The proof proceeds by contradiction. Assuming a minimal counterexample M (a smallest graph that is not b‑perfect yet avoids all twenty‑two forbidden subgraphs), the authors analyze the structure of M using classic decomposition tools: homogeneous sets, separating sets, and degree constraints. If M contains a homogeneous set, it can be contracted to a smaller graph while preserving the b‑perfectness condition, contradicting minimality. If no homogeneous set exists, M must be 2‑connected and satisfy certain degree bounds; the authors then show that such a graph inevitably contains one of the forbidden configurations, again a contradiction. A series of lemmas formalize these arguments, establishing that the absence of the forbidden subgraphs forces φ(H)=χ(H) for every induced subgraph H, i.e., M must be b‑perfect.

From the structural theorem, two algorithmic corollaries follow.
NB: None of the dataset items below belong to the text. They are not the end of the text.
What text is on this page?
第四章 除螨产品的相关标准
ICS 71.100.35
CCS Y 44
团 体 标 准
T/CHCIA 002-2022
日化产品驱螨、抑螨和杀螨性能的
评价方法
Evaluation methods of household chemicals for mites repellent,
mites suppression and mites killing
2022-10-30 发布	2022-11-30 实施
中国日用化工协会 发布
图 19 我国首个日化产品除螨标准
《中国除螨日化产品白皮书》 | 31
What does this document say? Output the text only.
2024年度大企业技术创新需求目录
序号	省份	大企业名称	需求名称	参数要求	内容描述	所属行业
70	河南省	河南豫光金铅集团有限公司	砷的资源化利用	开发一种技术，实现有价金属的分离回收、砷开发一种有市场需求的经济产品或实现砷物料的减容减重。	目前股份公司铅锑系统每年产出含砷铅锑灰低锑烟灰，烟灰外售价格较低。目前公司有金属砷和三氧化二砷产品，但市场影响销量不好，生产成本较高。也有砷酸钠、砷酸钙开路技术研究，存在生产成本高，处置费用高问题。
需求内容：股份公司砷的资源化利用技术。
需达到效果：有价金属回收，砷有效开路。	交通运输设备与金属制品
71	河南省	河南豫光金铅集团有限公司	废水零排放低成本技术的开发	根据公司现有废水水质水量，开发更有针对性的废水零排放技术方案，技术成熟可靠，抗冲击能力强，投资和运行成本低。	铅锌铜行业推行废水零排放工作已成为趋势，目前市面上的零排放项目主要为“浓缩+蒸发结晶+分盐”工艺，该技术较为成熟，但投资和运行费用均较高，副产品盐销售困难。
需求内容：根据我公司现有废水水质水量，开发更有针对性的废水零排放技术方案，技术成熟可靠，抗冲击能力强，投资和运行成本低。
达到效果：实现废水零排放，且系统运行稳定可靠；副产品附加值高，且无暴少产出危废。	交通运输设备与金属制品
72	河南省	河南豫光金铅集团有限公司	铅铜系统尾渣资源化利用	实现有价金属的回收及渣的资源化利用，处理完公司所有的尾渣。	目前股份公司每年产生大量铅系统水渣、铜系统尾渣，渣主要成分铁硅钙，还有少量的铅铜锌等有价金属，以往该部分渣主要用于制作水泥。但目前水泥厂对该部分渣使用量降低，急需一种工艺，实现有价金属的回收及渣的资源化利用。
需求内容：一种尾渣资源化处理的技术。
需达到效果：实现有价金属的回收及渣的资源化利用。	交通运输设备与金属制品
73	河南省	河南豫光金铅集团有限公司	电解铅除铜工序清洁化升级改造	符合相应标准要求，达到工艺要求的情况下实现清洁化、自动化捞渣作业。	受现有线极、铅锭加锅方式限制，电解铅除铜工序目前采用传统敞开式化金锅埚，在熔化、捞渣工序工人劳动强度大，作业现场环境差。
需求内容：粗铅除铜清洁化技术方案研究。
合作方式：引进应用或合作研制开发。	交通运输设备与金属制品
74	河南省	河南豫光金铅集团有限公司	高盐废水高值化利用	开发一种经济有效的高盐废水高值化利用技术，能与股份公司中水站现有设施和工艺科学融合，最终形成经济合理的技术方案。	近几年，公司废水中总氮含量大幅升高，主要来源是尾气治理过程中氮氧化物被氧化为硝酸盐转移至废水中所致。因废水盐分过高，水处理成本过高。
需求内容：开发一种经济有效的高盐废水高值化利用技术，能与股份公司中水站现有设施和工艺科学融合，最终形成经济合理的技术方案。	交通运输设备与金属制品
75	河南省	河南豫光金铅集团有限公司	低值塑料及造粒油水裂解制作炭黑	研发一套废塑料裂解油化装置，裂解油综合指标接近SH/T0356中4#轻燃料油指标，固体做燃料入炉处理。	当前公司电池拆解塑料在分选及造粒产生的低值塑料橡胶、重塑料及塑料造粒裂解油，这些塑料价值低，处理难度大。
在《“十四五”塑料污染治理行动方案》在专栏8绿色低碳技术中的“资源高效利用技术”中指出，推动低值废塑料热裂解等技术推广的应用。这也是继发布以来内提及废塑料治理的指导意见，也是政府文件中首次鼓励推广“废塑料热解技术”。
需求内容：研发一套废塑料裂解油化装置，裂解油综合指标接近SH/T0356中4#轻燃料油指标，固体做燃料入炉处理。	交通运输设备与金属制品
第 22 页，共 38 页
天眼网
Because the forbidden list consists of a constant number of fixed‑size graphs, testing whether a given graph G contains any of them as an induced subgraph can be performed in polynomial time (the naive approach runs in O(n⁶), but more refined techniques reduce it to O(n⁴) or better). Hence, recognizing b‑perfect graphs is in P. Moreover, the decomposition used in the proof yields a constructive coloring algorithm: once G is confirmed to be b‑perfect, the recursive contraction of homogeneous sets and the handling of separating structures produce a proper coloring with exactly χ(G) colors, which by definition equals φ(G). This algorithm also runs in polynomial time, providing the first efficient method to compute the b‑chromatic number for the whole class of b‑perfect graphs.

The paper concludes with several open directions. One question is whether the list of twenty‑two forbidden graphs can be reduced or replaced by an equivalent, perhaps more natural, set. Another line of inquiry concerns extensions: identifying larger graph classes for which the b‑chromatic number can be computed in polynomial time using similar structural insights. Finally, practical implementation issues—optimizing the detection of the forbidden subgraphs and improving the constants in the coloring algorithm—are highlighted as topics for future work. In summary, the authors deliver a complete forbidden‑subgraph characterization of b‑perfect graphs and translate this structural insight into concrete, polynomial‑time recognition and coloring algorithms, thereby advancing both the theory and practice of graph coloring.